In the context of our economic model, exogenous amenities describe given characteristics of a region that increase its desirability as a place to live in. Being endowed with good amenities helps to attract people (i.e. workers and researchers) at given wages. More people to draw talent from leads to better innovations. In addition, large concentrations of people in, for example, urban areas benefit from agglomeration economies through the diffusion of innovations from elsewhere. 

Second, our model proposes that market accessibility is determined by the magnitude of transportation costs and a region’s geographical location relative to the potential customer base. Hence, better market accessibility increases the returns to innovation and favours the formation of innovation clusters through a greater global sales potential. 

Finally, the institutional framework in which firms operate determines, at least partially, the level that firms invest in improving local technology. An innovation-promoting policy environment makes researchers more productive and amplifies firms’ returns on investment in R&D, again leading to greater sales.

The innovation-promoting policy environment

To gain in international competitiveness, many national governments employ various kinds of R&D tax instruments, which aim to stimulate innovation output. Commonly known as front-end tax policy incentives, these instruments include tax holidays from firms with R&D investments, R&D-investment-related grants from the government, or any form of deductions of R&D investments from profits. An innovation-promoting policy environment reduces the costs of producing innovations and, hence, attracts highly innovative firms to relocate. In return, regions benefit from hosting highly innovative firms as such firms can offer higher wages and higher land rents to produce and therefore contribute to greater regional well-being.

Where are innovation-promoting policy instruments particularly productive? In regions where amenities are weak and global markets are harder to access. In some sense, a government can promote innovation by helping to shield places against the adverse effects of bad endowments, with amenities or land on the one hand, and of location on the other hand. From an economic policy point of view, R&D investment incentives act as place-based policies, which are commonly adapted to enhance the economic performance of disadvantaged regions.
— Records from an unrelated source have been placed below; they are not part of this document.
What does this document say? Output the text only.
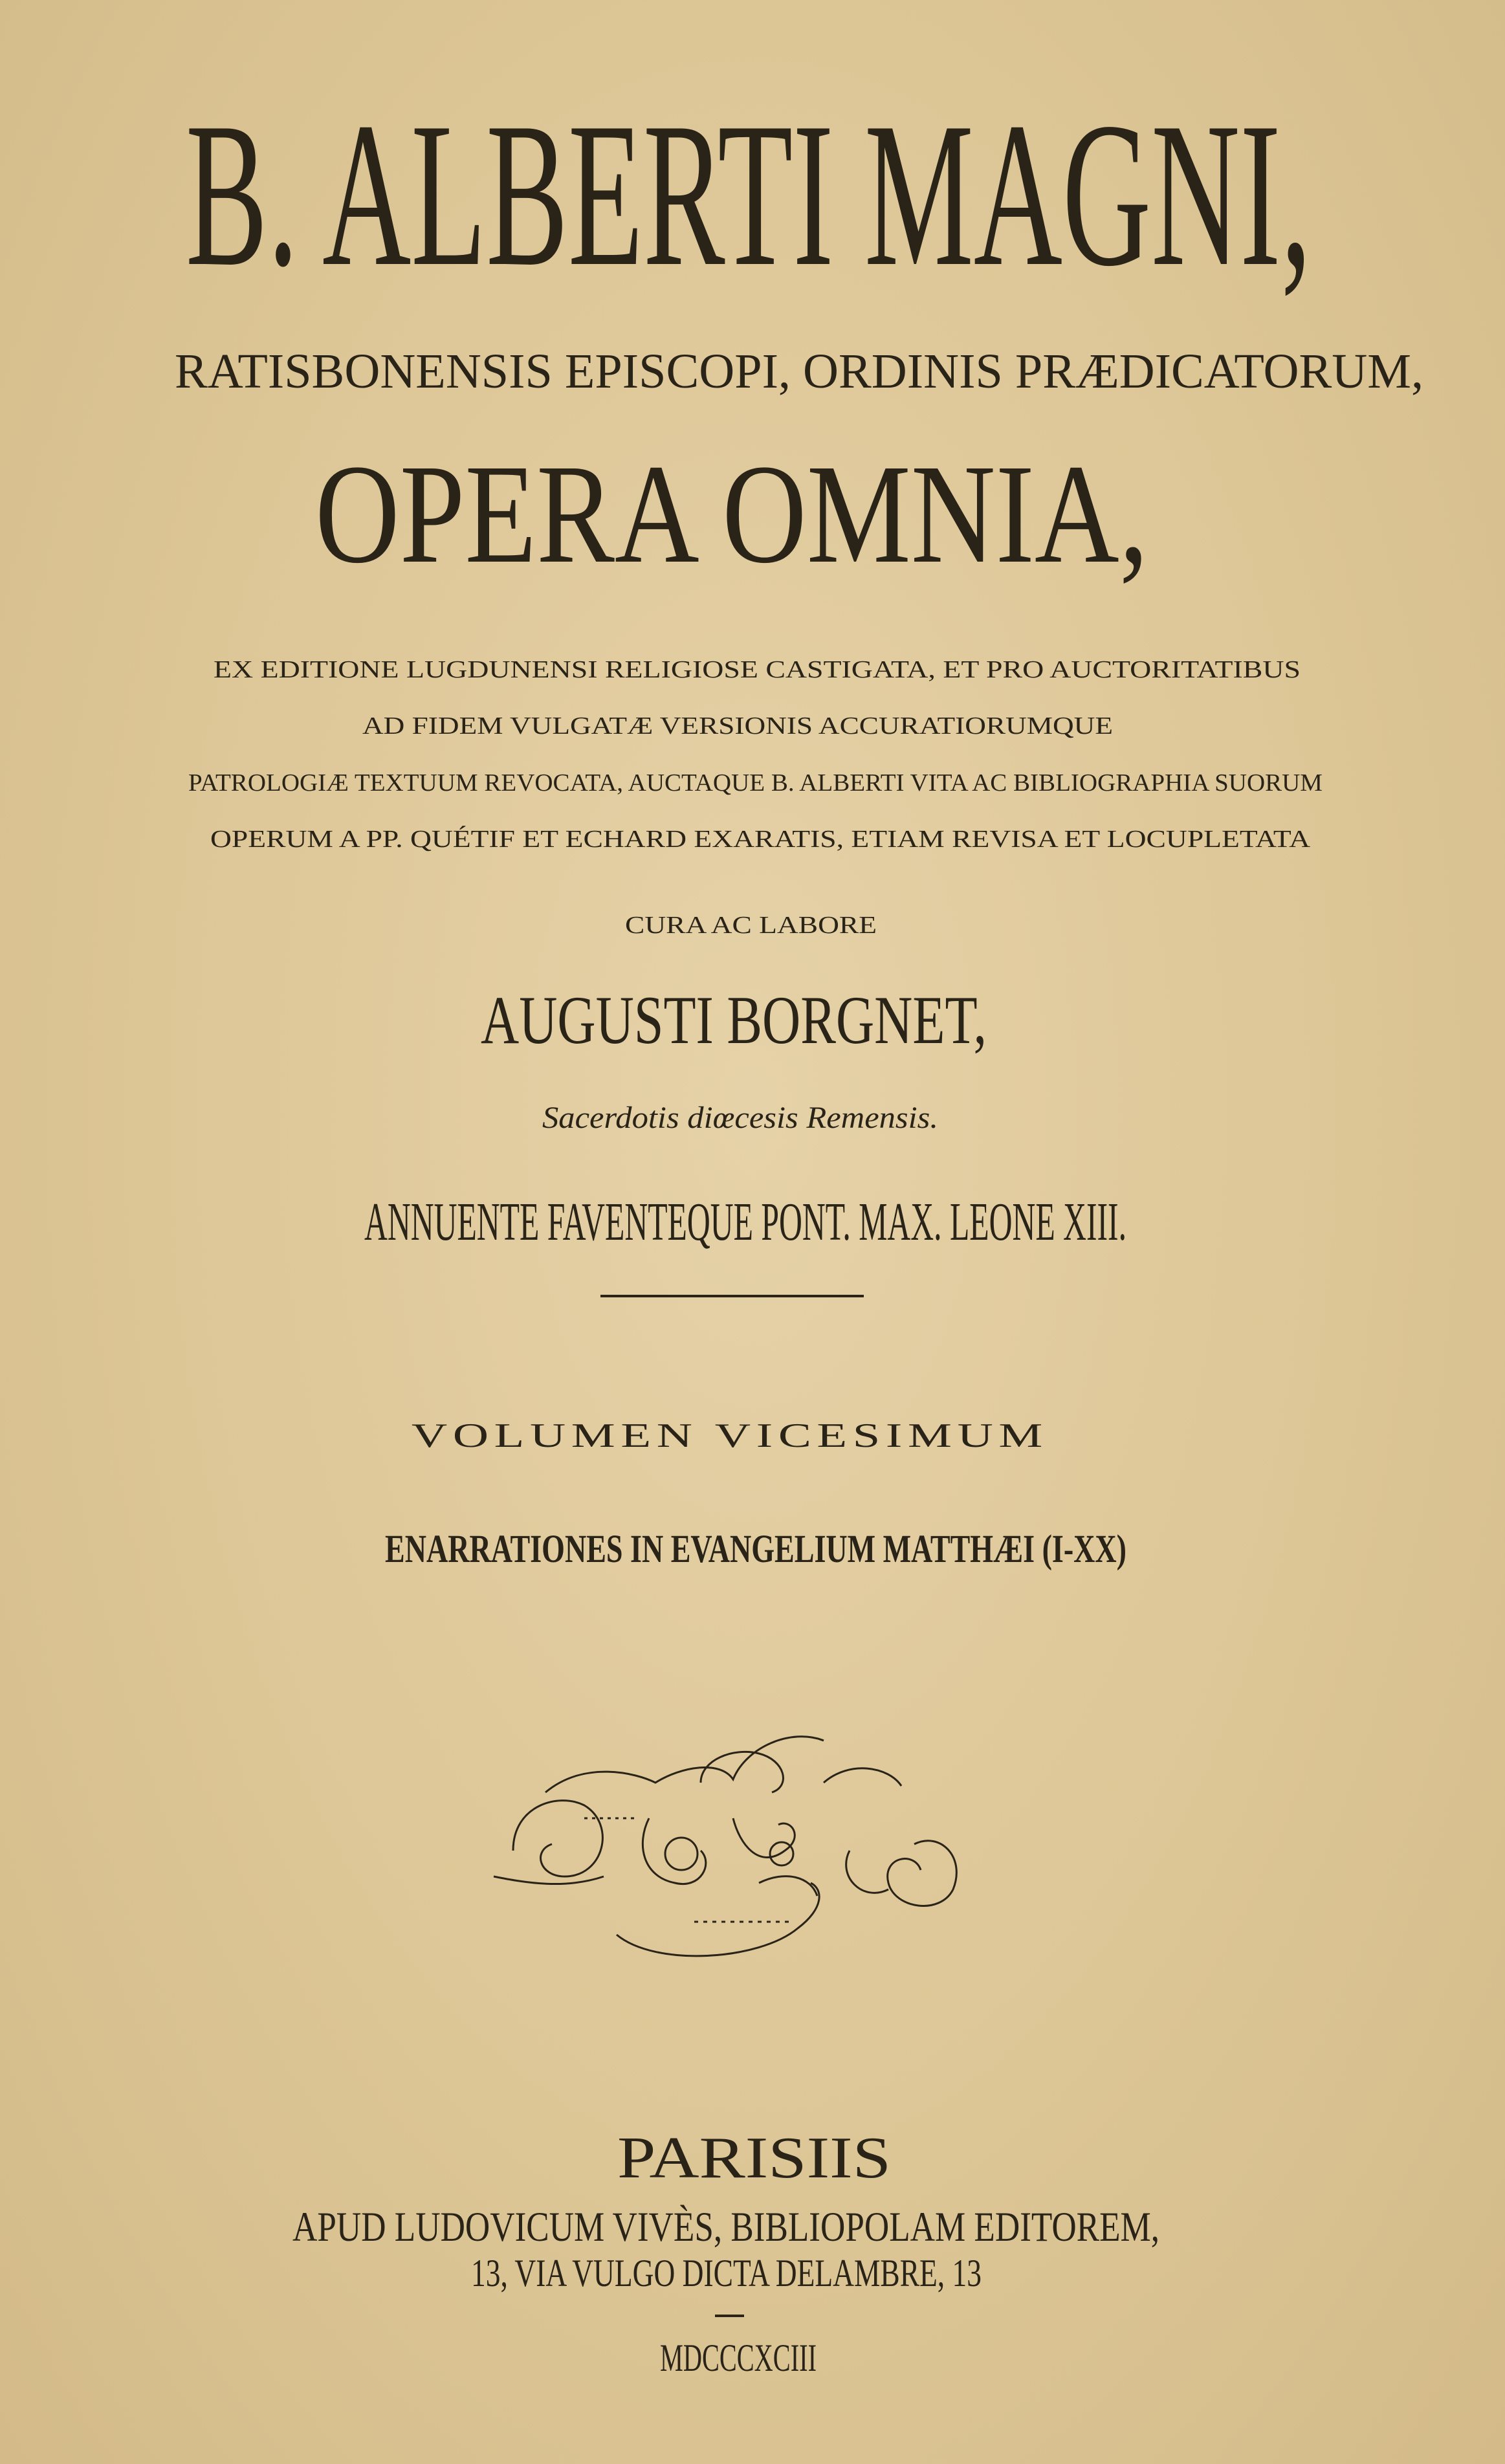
B. ALBERTI MAGNI,
RATISBONENSIS EPISCOPI, ORDINIS PRÆDICATORUM,
OPERA OMNIA,
EX EDITIONE LUGDUNENSI RELIGIOSE CASTIGATA, ET PRO AUCTORITATIBUS
AD FIDEM VULGATÆ VERSIONIS ACCURATIORUMQUE
PATROLOGIÆ TEXTUUM REVOCATA, AUCTAQUE B. ALBERTI VITA AC BIBLIOGRAPHIA SUORUM
OPERUM A PP. QUÉTIF ET ECHARD EXARATIS, ETIAM REVISA ET LOCUPLETATA
CURA AC LABORE
AUGUSTI BORGNET,
Sacerdotis diœcesis Remensis.
ANNUENTE FAVENTEQUE PONT. MAX. LEONE XIII.
VOLUMEN VICESIMUM
ENARRATIONES IN EVANGELIUM MATTHÆI (I-XX)
PARISIIS
APUD LUDOVICUM VIVÈS, BIBLIOPOLAM EDITOREM,
13, VIA VULGO DICTA DELAMBRE, 13
MDCCCXCIII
Long-term positive growth effects

Our study suggests that the promotion of innovation has relatively long-lived positive effects. About one-tenth of the economic growth on the globe can be attributed to the use and implementation of innovation-promoting tax schemes. These effects are particularly strong in regions where innovation-promoting policies are in place. However, regions that are not exposed to such policies nonetheless benefit from them being in place elsewhere, given that improvements in technology dissipate and become publicly available with time. On average, only a relatively small part of the benefits, in terms of real consumption gains, materialises through patenting; to a varying degree across regions, most of the gains are due to unpatented innovations.

References

Baumann, M, B Knoll and N Riedel (2014), “The global effects of R&D tax incentives: Evidence from micro-data”, unpublished manuscript.

Boesenberg, S, and PH Egger (2016), “R&D tax incentives and the emergence and trade of ideas”, Economic Policy 89(32).

Egger, PH, and N Loumeau (2018), “The economic geography of innovation,” CEPR Discussion Paper 13338. 

Feldman, MP, and DF Kogler (2010), "Stylized facts in the geography of innovation," Handbook of the Economics of Innovation, vol.1, Elsevier.

Griliches, Z (1990), “Patent statistics as economic indicators: A survey”, Journal of Economic Literature 28(4).

Nagaoka, S, K Motohashi and A Goto (2010), “Patent statistics as an innovation indicator”, in Handbook of Economics of Innovation, vol.2, Elsevier.

Ratanawaraha, A, and K Polenske (2007), “Measuring the geography of innovation: A literature review”, in K Polenske (ed.), The Economic Geography of Innovation, Cambridge, UK: Cambridge University Press. 

Westmore, B (2013), “R&D patenting and growth”, OECD Economics Departments Working Papers 1047.